Рой звуков вторгался в голову, распадаясь неясными обрывками, они растачивались и меркли, проваливаясь в глубокую яму уставшего воспринимать Явь сознания, но снова вспышками возникала невнятная речь, вынуждая княжича очнуться. Вскоре Марибор различил, что голоса принадлежали степнякам. Они слышались отовсюду, напомнив ему, где он и с кем. А потом Марибор услышал поблизости треск поленьев, гудение огня, и жар костра хлынул на спину. Запах едкого дыма въелся в ноздри, оставляя на языке прогоркший вкус. Приближающиеся шаги он уловил ещё издали. Кто-то подступил и шумно дышал в стороне.

– Опамятовался? Жрица будет говорить с тобой.

Марибор почуял кислый запах браги, поморщился и приоткрыл ресницы, разглядев сквозь влажную пелену Анталака. Откуда берут запасы снеди? Знать порылись в погребах брошенных изб.

– Передай ей, пусть идёт к лешему, – сказал он очень тихо, но степняк его расслышал.

Анталак пожевал губами, разъярился. Ударил бы, но чего-то побоялся, потому отступил скоро, и Марибор снова остался один. Он пошевелился и зажмурился, испытывая разрывающую резь в голове. Выждал, и когда утихла боль, снова открыл глаза, огляделся.

В темноте мелькали огни факелов и костров. Степняки с приходом ночи повылезли наружу, теперь шумели, смеялись, готовили над кострами снедь: убитых зайцев и тетеревов. Оглядев двор, Марибор насчитал с дюжину воинов, но где же остальные? Ведь напало на отряд больше двадцати. Пусть многие полегли, но остальные? Неужели успели уйти?

Раскалённым обручем стягивала голову боль, давила на глаза, мешая соображать ясно.

Остро захотелось пить, и во рту ссохлось. Марибор пошевелил плечами, рук не чувствовал до локтей – по-прежнему связан. Мысли, словно камни, начали бить одна за другой. Значит, вражеское становище находится далеко от стен города, поэтому до сих пор ещё в заброшенной деревне. Перед глазами проносились лица кметей, разъярённые бойней, крики женщин. В висках пульсировало, и невозможно было повернуть головы – любое движение причиняло немыслимую муку.

Княжич спомнил слова Анталака, и тёмная разрушительной силы волна гнева поднялась со дна мутным осадком, заполонила сознание. Зарислава должна была уйти. Должна! Представив, как степняки терзают её, ощутил подкатившую к груди дурноту, сжалось горло в болезненном спазме. Он прикрыл ресницы и бессильно откинул голову, ударившись затылком о деревянный столб. Нет, не может этого быть. Он знал, что с Зариславой всё хорошо, чувствовал.

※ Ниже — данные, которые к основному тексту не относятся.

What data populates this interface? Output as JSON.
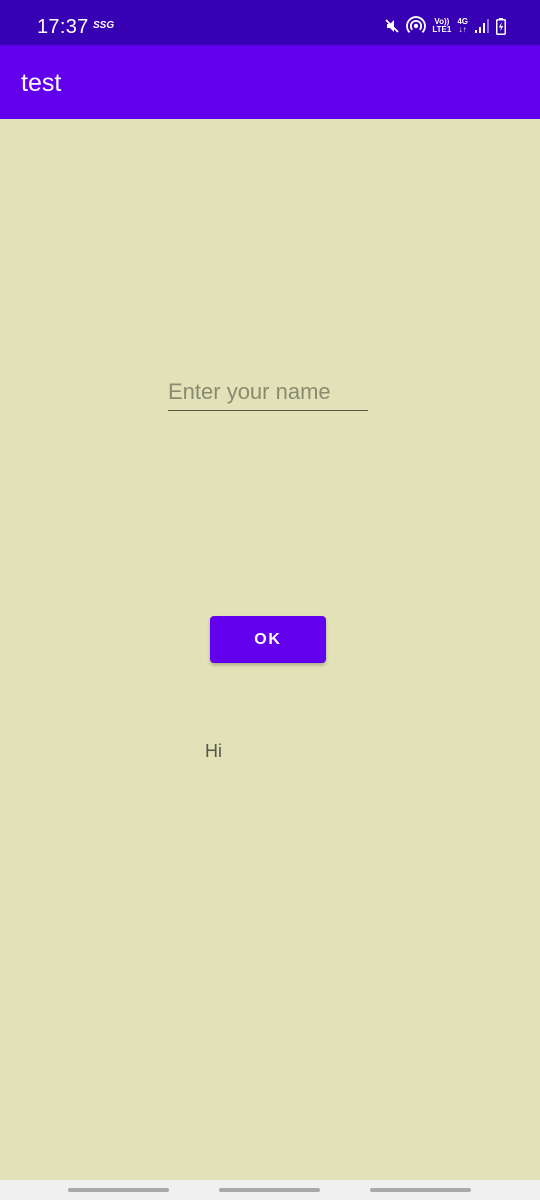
{
  "status_bar": {
    "time": "17:37",
    "carrier_tag": "SSG",
    "volte_label": "Vo))",
    "lte_label": "LTE1",
    "network_label": "4G",
    "data_arrows": "↓↑",
    "icons": [
      "mute-icon",
      "hotspot-icon",
      "signal-icon",
      "battery-charging-icon"
    ]
  },
  "app_bar": {
    "title": "test"
  },
  "form": {
    "name_placeholder": "Enter your name",
    "name_value": "",
    "ok_label": "OK"
  },
  "output": {
    "greeting": "Hi"
  },
  "colors": {
    "status_bar": "#3700b3",
    "app_bar": "#6200ee",
    "background": "#e1e2b8",
    "button": "#6200ee"
  }
}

Когда-то Творимир учил его колдовству. Марибор не вспоминал об этом с тех пор, как умерла матушка Ведица. Колдунья Чародуша способствовала тому, чтобы он забыл навсегда уроки волхва. Считала, что знания те только вред нанесут душе, погубят, потому как сила даётся великая, и не каждая человеческая душа может нести её с достоинством. Она и руны начертала не только для того, чтобы защитить его от чужих глаз, но и чтобы сдержать колдовскую силу, которая передалась Марибору по крови от матери. Он сам не знал, как смог заставить свой дух выйти из тела. Страх за Зариславу пробудил древнее знание, которое не смогли сдержать даже заклятия колдуньи. В тот миг, когда Марибор, сражённый степняками, упал, видел, как уплывала Явь, как стихли звуки, а небо померкло в глазах. Тогда неведомая сила начала выскальзывать сквозь пальцы безвольно, тянуться за Зариславой, вынуждая его разум покинуть тело, и он следовал за ней в лес. Настиг душегубов, забрав их жизни. Он знал это. Сам остался жив, выпив токи силы врагов. Он убил этого выродка Липоксая, не позволив осквернить девицу, в этом Марибор не сомневался. Пусть и не видел, но ощущал и слышал…

Анталак не мог знать, что произошло с сыном в лесу. Мысль о том, что девчонка осталась одна в чащобе, заставила очнуться окончательно.

Марибор задышал часто и глубоко, стискивая занемелые пальцы в кулаки, но задохнулся от бессилия.

Степняки начали пускать оскорбления и смешки в его сторону, но приближаться не смели. Все будто бы ожидали чего-то, готовились. И Марибору оставалось только гадать, какую долю приберегла для него небесная пряха судеб. И ждать. Время тянулось невыносимо долго, и он вновь утонул в тягучих топях прошлого. Мыслями Марибор унёсся в день венчания. Сильно же его скрутило, когда Пребран, нисколько не таясь, прижал Зариславу к себе. Тогда Марибор едва нашёл в себе благоразумие покинуть праздничный стол. Если бы остался, то маловероятно, что этот щенок сохранился бы в целости. А потом всё же вернулся и Зариславу нашёл в толпе – она спешно покидала пир, и он бесшумно ступал, как зачарованный, по её следу до самого капища.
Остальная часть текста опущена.